Their App Store Freedom Act takes a totally different tack. It wouldn’t just create a kid-friendly section within Apple’s App Store. It would let a parent download a whole separate, curated app store—vetted by a third party or even a school district—and set it as the *default* on their child’s device. No more wrestling with parental controls inside a massive, general-purpose marketplace. It’s a neat idea that reframes the problem from “how do we filter this big store” to “why can’t we just install a better, safer store?”
Suspicious Timing and Political Poison
Now, the politics here are messy. The once-bipartisan KOSA is now seen by many Democrats as “poison-pilled” because the new version could wipe out stronger state laws. So there’s already a feeling that the solutions moving forward are weakened. Into that atmosphere walks Tim Cook for a meeting with the committee chair. And then the one bill that directly attacks Apple and Google’s core business model—their walled-garden app stores—gets left off the voting agenda.
You don’t have to be a cynic to see why Trahan said the proximity “breeds a bit of suspicion.” Guthrie’s defense was that their bill went beyond just kid-safe stores and raised jurisdictional questions. But come on. In a markup with 18 bills on internet regulation, you’re telling me the one that would actually introduce competition to the mobile duopoly is suddenly “out of scope”? It looks bad. And it lets lawmakers like Cammack make the sharp political point: “I think the people acting in bad faith [are] Apple.”
The Real Trade-Off Here
So what’s the real hurdle? It’s the classic Washington dance between a narrow, “focused” fix and a systemic overhaul. The age-gating and data privacy bills are complex, but they work within the existing system. They’re about adding new rules to the current app store model. The App Store Freedom Act is about changing the model itself. It’s inherently messier and scarier to the tech giants.

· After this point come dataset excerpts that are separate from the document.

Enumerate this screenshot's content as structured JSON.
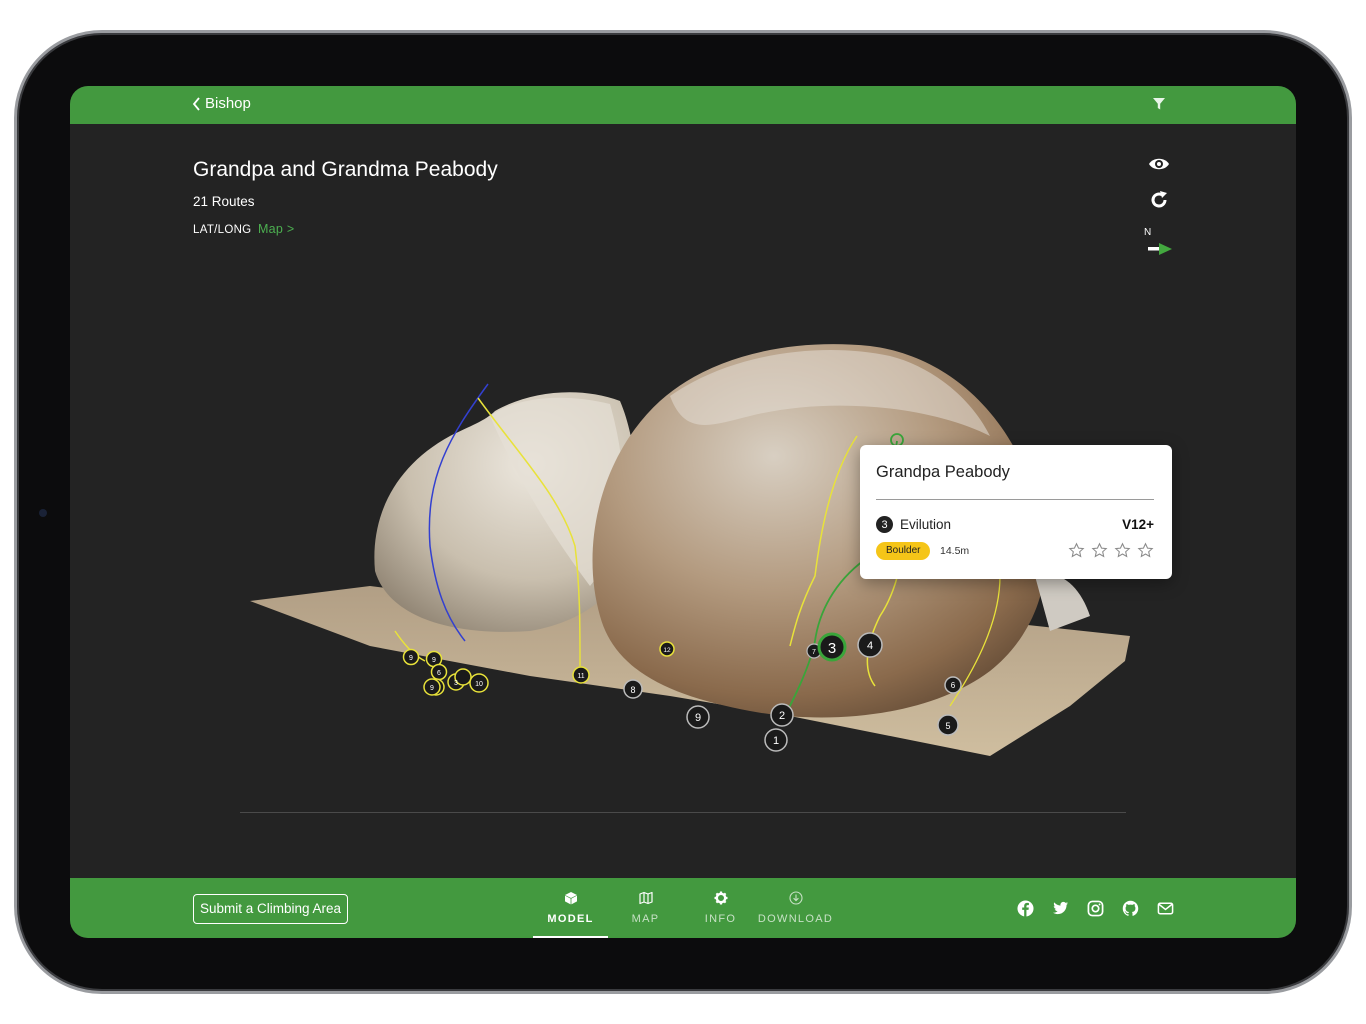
{
  "topbar": {
    "back_label": "Bishop",
    "filter_icon": "filter-icon"
  },
  "area": {
    "title": "Grandpa and Grandma Peabody",
    "routes": "21 Routes",
    "latlong_label": "LAT/LONG",
    "map_link": "Map >"
  },
  "controls": {
    "north_label": "N",
    "icons": [
      "eye-icon",
      "rotate-icon",
      "compass-arrow-icon"
    ]
  },
  "markers": {
    "big": [
      "3",
      "4",
      "2",
      "1",
      "9",
      "5",
      "6",
      "8",
      "7"
    ],
    "small": [
      "12",
      "11",
      "10",
      "8",
      "9",
      "6",
      "3"
    ]
  },
  "card": {
    "boulder_name": "Grandpa Peabody",
    "route_number": "3",
    "route_name": "Evilution",
    "grade": "V12+",
    "type": "Boulder",
    "length": "14.5m",
    "stars": 4
  },
  "bottombar": {
    "submit_label": "Submit a Climbing Area",
    "tabs": [
      {
        "label": "MODEL",
        "active": true
      },
      {
        "label": "MAP",
        "active": false
      },
      {
        "label": "INFO",
        "active": false
      },
      {
        "label": "DOWNLOAD",
        "active": false
      }
    ],
    "socials": [
      "facebook-icon",
      "twitter-icon",
      "instagram-icon",
      "github-icon",
      "email-icon"
    ]
  },
  "colors": {
    "brand_green": "#43993f",
    "link_green": "#4caf50",
    "background": "#232323",
    "badge_yellow": "#f5c518"
  }
}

But think about it. If you’re a parent, which solution seems more durable? A new layer of age-verification tech from companies that profit from engagement, or the ability to simply hand your kid a phone that only has an educational app store on it by default? The technical and logistical challenges of opening up iOS are real—security being the big one—but the trade-off is clear. We’re debating how to put better locks on a single gate, while some are asking why we can’t just build a whole new, safer yard.